Takeaway: NBA salaries have grown far faster than inflation, median real salaries roughly tripled between 1990 and 2021. The Knicks, Lakers, and Celtics top the all-time payroll charts.


Q5 — Interactive Player Value Leaderboard

Code
leaderboard_data <- nba |>
  filter(value_score < quantile(value_score, 0.995, na.rm = TRUE)) |>
  mutate(
    salary_display    = dollar(salary),
    value_score_round = round(value_score, 1),
    pts_round         = round(PTS, 1),
    ast_round         = round(AST, 1),
    trb_round         = round(TRB, 1)
  ) |>
  select(
    Player, Season, Team = Tm, Position = pos_clean, Age,
    Salary = salary_display,
    PTS = pts_round, AST = ast_round, REB = trb_round,
    `Value Score` = value_score_round,
    era
  )

shared_lb <- SharedData$new(leaderboard_data)

bscols(
  widths = c(3, 9),
  list(
    filter_select("pos_filter", "Position",  shared_lb, ~ Position),
    filter_select("era_filter", "Era",        shared_lb, ~ era),
    filter_slider("pts_filter", "Points Per Game", shared_lb, ~ PTS, step = 1),
    filter_slider("val_filter", "Value Score",     shared_lb, ~ `Value Score`, step = 1)
  ),
  plot_ly(
    shared_lb,
    x      = ~Salary,
    y      = ~`Value Score`,
    color  = ~Position,
    colors = unname(pos_colors),
    text   = ~paste0("<b>", Player, "</b><br>",
                     Season, " — ", Team, "<br>",
                     "PTS: ", PTS, "  AST: ", AST,
                     "  REB: ", REB, "<br>",
                     "Salary: ", Salary, "<br>",
                     "Value Score: ", `Value Score`),
    hoverinfo = "text",
    type   = "scatter",
    mode   = "markers",
    marker = list(size = 7, opacity = 0.7)
  ) |>
    layout(
      title  = list(text = "Player Value Score vs.
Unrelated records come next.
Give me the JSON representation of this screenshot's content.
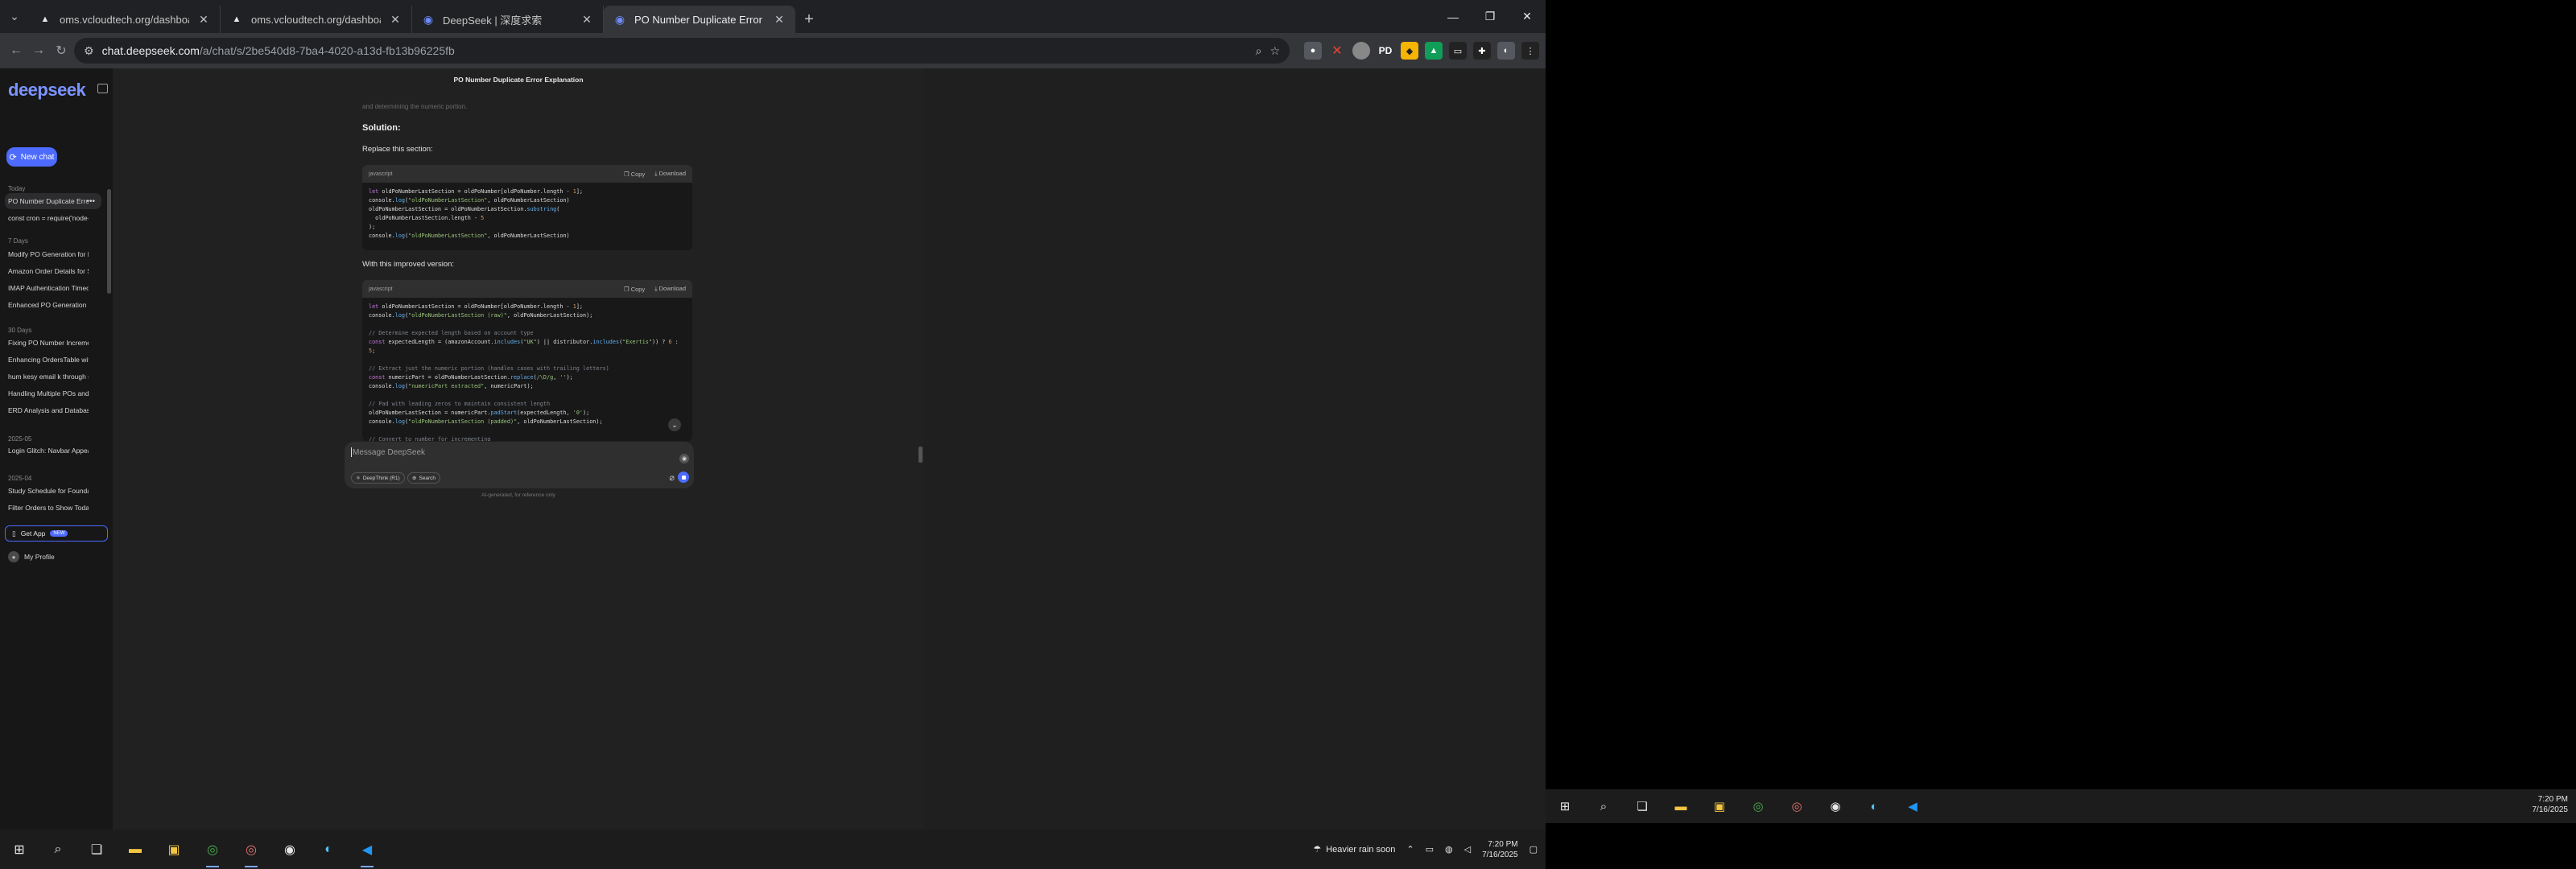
{
  "tabs": [
    {
      "title": "oms.vcloudtech.org/dashboard",
      "icon": "tab-favicon"
    },
    {
      "title": "oms.vcloudtech.org/dashboard",
      "icon": "tab-favicon"
    },
    {
      "title": "DeepSeek | 深度求索",
      "icon": "deepseek-favicon"
    },
    {
      "title": "PO Number Duplicate Error Exp",
      "icon": "deepseek-favicon"
    }
  ],
  "address": {
    "host": "chat.deepseek.com",
    "path": "/a/chat/s/2be540d8-7ba4-4020-a13d-fb13b96225fb"
  },
  "extensions": {
    "pd": "PD"
  },
  "sidebar": {
    "logo": "deepseek",
    "new_chat": "New chat",
    "sections": [
      {
        "label": "Today",
        "items": [
          "PO Number Duplicate Error",
          "const cron = require('node-cron"
        ]
      },
      {
        "label": "7 Days",
        "items": [
          "Modify PO Generation for Multi",
          "Amazon Order Details for Surge",
          "IMAP Authentication Timeout Er",
          "Enhanced PO Generation for Mu"
        ]
      },
      {
        "label": "30 Days",
        "items": [
          "Fixing PO Number Increment Iss",
          "Enhancing OrdersTable with Pro",
          "hum kesy email k through code",
          "Handling Multiple POs and TXW",
          "ERD Analysis and Database Mod"
        ]
      },
      {
        "label": "2025-05",
        "items": [
          "Login Glitch: Navbar Appears Al"
        ]
      },
      {
        "label": "2025-04",
        "items": [
          "Study Schedule for Foundation",
          "Filter Orders to Show Today and"
        ]
      }
    ],
    "get_app": "Get App",
    "get_app_badge": "NEW",
    "profile": "My Profile"
  },
  "main": {
    "chat_title": "PO Number Duplicate Error Explanation",
    "faded_text": "and determining the numeric portion.",
    "solution_heading": "Solution:",
    "replace_text": "Replace this section:",
    "improved_text": "With this improved version:",
    "code_lang": "javascript",
    "copy_label": "Copy",
    "download_label": "Download"
  },
  "composer": {
    "placeholder": "Message DeepSeek",
    "deepthink": "DeepThink (R1)",
    "search": "Search",
    "disclaimer": "AI-generated, for reference only"
  },
  "taskbar": {
    "weather": "Heavier rain soon",
    "time": "7:20 PM",
    "date": "7/16/2025"
  }
}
Salary",
                    font = list(size = 14)),
      xaxis  = list(title = "Annual Salary"),
      yaxis  = list(title = "Value Score (stats per $1M)"),
      legend = list(orientation = "h", y = -0.2)
    )
)

Takeaway: Players in the bottom-right (high value score, low salary) are the league’s best bargains, typically young players on rookie contracts. Players in the top-left (low value score, high salary) represent the biggest overpays.


LLM Usage

Model used: Claude Sonnet (claude.ai)

Claude was used throughout the coding process to assist with syntax and debugging. It helped with formatting issues on the presentation and as a helper for how to break up the report. All research questions, analytical decisions, statistical findings, and writing are my own. All AI-generated code was reviewed and understood before submission.